La conduite sollicite en permanence notre attention. Nous devons anticiper les comportements des autres usagers, réagir aux imprévus et parfois composer avec le stress, la fatigue ou les retards. Dans ce contexte, notre cerveau est mis sous tension. Un véhicule qui se rabat brusquement, un conducteur jugé trop lent ou une place de stationnement qui nous échappe peuvent alors suffire à nous agacer.
Une indulgence à géométrie variable
Les psychologues parlent d'un mécanisme bien connu : le biais d'attribution. Dans les années 1970, des chercheurs américains comme Lee Ross ont montré que nous avons tendance à expliquer nos propres erreurs par les circonstances, mais celles des autres par leur personne.
Au volant, ce biais est particulièrement visible. Si nous commettons une erreur, nous invoquons volontiers un moment d'inattention, une situation complexe ou un imprévu. Mais lorsqu'un autre conducteur fait la même chose, nous sommes plus enclins à le considérer comme irresponsable, dangereux ou incompétent.
Cette différence de perception nourrit une forme d'incompréhension permanente sur la route. Chacun estime avoir de bonnes raisons d'agir comme il le fait, tout en jugeant plus sévèrement les comportements des autres.
Résultat : nous avons parfois l'impression d'être entourés de mauvais conducteurs, alors que les autres pensent probablement exactement la même chose de nous.
Une confiance excessive… en soi !
Un autre phénomène psychologique entre en jeu : le biais d'auto-évaluation. Plusieurs études ont montré que nous avons tendance à surestimer nos compétences au volant. En 2013, les chercheurs Michael A. Roy et Michael J. Liersch ont ainsi observé qu'une majorité de conducteurs se considérait meilleure que la moyenne. Un résultat qui rejoint les travaux menés dès 1981 par le psychologue suédois Ola Svenson, dont l'étude révélait déjà que la plupart des automobilistes estimaient conduire mieux que les autres.
Cette confiance excessive renforce notre sentiment de légitimité. Nous sommes alors plus enclins à penser que nos décisions sont les bonnes et que les difficultés rencontrées sur la route sont principalement causées par les autres usagers.
L'habitacle comme une bulle
Lorsque nous circulons en voiture, nous interagissons rarement avec des individus.
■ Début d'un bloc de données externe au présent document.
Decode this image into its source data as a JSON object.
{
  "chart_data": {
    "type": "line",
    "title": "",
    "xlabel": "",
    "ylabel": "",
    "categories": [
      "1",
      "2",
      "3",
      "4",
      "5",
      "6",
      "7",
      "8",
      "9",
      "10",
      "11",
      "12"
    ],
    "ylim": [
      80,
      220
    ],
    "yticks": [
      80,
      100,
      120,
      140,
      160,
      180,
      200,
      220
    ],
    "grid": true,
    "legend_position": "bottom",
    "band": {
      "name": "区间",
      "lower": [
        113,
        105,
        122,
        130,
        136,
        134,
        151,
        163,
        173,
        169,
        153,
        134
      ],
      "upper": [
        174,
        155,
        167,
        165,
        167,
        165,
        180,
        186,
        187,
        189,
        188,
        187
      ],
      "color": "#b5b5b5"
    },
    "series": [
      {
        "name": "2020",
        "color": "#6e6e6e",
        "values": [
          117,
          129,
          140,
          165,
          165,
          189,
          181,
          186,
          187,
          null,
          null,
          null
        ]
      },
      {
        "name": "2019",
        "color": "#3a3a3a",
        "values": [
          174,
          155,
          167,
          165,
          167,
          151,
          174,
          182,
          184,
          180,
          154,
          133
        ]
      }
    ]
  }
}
Nous voyons surtout des véhicules. Un pare-chocs qui colle trop près, une voiture qui refuse de nous laisser passer ou un SUV qui occupe tout notre rétroviseur. Peu à peu, les personnes disparaissent derrière leur carrosserie.
Cette idée rejoint les travaux du psychologue Philip Zimbardo sur la désindividualisation. Selon lui, l’anonymat, la perte de repères individuels et la diminution du sentiment de responsabilité peuvent favoriser des comportements que l’on n’adopterait pas forcément en face-à-face.
À cela s'ajoute un sentiment de protection que l'on ressent lorsqu'on est dans sa voiture. L'habitacle agit comme une bulle qui nous isole du monde extérieur. Cette distance physique et émotionnelle peut favoriser des comportements que nous n'adopterions probablement pas dans d'autres situations sociales.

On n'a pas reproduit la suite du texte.